Après cinq ans de présidence de Nicolas Sarkozy, davantage de Françaises et de Français sont sans emploi, et davantage travaillent plus et plus durement, pour gagner moins.

Quand j’écoute un travailleur qui me dit comment son usine a fermé, je me souviens de tous ces hommes et ces femmes, que j’ai soutenus et pour lesquels je me suis battue il y a 20 ans lorsque j’étais secrétaire général adjoint du Comité interministériel de restructuration industrielle, et que je me battais pour que des emplois soient sauvegardés. Il n’y a pas de fatalité au chômage.

Le 14 juillet 1993, François Mitterrand, résigné, déclarait : « En matière de lutte contre le chômage, on a tout essayé ». Et bien, près de vingt ans plus tard, je le dis : non, nous n’avons pas tout essayé.

Pendant trente cinq ans on a poursuivi des mirages et des impasses : l’espérance vaine d’une croissance retrouvée, l’illusion de la flexibilité du marché du travail, l’abaissement du coût du travail. Le « traitement statistique du chômage » consistant à radier temporairement ou définitivement les chômeurs.
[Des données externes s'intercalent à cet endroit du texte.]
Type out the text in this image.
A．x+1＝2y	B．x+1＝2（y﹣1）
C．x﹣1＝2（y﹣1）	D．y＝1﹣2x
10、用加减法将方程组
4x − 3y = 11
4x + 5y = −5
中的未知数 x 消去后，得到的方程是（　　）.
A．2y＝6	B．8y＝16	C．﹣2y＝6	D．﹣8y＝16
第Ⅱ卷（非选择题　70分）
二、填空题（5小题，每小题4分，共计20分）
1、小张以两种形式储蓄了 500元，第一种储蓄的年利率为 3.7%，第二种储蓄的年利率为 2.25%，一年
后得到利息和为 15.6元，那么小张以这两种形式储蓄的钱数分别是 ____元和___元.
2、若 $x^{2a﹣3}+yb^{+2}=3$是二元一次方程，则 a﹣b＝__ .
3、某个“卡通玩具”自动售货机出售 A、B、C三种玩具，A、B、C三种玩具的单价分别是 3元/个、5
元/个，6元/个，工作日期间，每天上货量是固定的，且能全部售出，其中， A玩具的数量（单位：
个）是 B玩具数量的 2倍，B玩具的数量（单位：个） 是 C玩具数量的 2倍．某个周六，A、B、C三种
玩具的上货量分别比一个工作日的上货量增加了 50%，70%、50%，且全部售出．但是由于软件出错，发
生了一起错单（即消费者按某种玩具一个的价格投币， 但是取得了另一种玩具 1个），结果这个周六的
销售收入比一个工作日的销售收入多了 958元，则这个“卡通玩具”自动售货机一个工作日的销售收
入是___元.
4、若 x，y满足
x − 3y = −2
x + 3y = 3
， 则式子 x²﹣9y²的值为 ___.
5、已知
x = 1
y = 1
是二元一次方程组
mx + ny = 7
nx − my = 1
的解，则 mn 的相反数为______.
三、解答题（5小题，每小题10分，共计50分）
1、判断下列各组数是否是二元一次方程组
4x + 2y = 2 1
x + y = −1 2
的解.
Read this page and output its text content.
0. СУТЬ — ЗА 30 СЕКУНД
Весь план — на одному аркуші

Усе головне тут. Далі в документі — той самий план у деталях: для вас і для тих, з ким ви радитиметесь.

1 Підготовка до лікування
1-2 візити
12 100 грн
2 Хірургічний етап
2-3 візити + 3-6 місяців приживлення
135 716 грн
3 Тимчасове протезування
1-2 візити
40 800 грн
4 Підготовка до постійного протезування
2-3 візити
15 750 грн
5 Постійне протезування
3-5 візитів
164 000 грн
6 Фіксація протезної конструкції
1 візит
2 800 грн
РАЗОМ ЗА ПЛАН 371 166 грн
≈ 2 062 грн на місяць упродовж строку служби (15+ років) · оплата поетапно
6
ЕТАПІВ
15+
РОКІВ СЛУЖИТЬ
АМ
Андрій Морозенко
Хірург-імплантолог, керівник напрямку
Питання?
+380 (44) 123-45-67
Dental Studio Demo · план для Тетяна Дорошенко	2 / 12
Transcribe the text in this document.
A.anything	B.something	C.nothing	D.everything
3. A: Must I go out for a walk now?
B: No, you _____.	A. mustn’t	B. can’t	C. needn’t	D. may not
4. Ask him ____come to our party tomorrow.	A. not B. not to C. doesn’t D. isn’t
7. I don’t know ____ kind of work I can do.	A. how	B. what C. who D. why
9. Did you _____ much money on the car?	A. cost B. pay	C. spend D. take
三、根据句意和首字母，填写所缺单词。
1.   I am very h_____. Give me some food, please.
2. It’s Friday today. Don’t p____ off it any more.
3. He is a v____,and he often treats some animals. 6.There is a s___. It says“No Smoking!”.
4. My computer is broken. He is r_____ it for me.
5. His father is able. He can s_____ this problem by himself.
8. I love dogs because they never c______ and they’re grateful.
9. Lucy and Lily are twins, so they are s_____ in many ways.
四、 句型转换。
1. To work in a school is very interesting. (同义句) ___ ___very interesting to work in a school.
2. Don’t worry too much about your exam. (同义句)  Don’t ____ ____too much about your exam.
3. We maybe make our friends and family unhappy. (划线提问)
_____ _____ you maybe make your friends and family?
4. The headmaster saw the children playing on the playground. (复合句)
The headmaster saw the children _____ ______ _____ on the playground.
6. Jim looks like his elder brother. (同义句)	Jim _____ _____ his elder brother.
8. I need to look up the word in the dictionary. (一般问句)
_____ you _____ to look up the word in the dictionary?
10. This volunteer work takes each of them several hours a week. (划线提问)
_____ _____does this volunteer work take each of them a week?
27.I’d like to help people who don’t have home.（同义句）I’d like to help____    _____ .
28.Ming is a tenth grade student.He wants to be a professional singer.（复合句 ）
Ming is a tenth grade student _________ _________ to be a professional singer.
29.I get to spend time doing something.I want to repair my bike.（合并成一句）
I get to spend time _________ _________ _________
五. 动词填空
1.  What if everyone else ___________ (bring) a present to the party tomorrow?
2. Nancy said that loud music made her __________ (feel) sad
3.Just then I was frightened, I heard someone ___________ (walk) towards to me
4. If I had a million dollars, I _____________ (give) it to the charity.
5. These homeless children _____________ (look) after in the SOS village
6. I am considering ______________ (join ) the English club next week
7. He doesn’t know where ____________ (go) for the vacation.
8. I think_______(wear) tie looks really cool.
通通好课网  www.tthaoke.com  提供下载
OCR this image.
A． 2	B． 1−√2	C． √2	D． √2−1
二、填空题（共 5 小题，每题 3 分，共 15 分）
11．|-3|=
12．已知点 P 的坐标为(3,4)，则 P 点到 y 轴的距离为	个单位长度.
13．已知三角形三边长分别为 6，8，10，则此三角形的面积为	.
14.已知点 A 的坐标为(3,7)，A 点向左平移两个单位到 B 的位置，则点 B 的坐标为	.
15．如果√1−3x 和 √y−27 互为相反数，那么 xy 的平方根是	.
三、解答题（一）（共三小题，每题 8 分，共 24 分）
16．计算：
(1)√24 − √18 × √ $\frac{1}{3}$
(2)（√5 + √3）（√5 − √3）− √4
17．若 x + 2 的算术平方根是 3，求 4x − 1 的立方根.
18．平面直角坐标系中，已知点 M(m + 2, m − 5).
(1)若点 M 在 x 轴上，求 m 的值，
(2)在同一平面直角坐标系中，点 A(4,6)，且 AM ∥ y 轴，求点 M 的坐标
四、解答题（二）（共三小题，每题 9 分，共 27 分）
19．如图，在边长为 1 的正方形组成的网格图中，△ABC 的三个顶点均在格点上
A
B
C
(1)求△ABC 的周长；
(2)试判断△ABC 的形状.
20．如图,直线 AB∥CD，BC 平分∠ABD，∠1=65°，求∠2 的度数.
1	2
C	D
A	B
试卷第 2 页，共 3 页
En la matière Nicolas Sarkozy a échoué : « travailler plus pour gagner plus » est devenu « chômer plus pour gagner moins ». Les derniers chiffres du chômage signent la faillite de la droite au pouvoir. Non, vraiment, tout n’a pas été essayé et notamment pas la conversion de l’économie à l’écologie. Une solution qui marche pourtant ailleurs.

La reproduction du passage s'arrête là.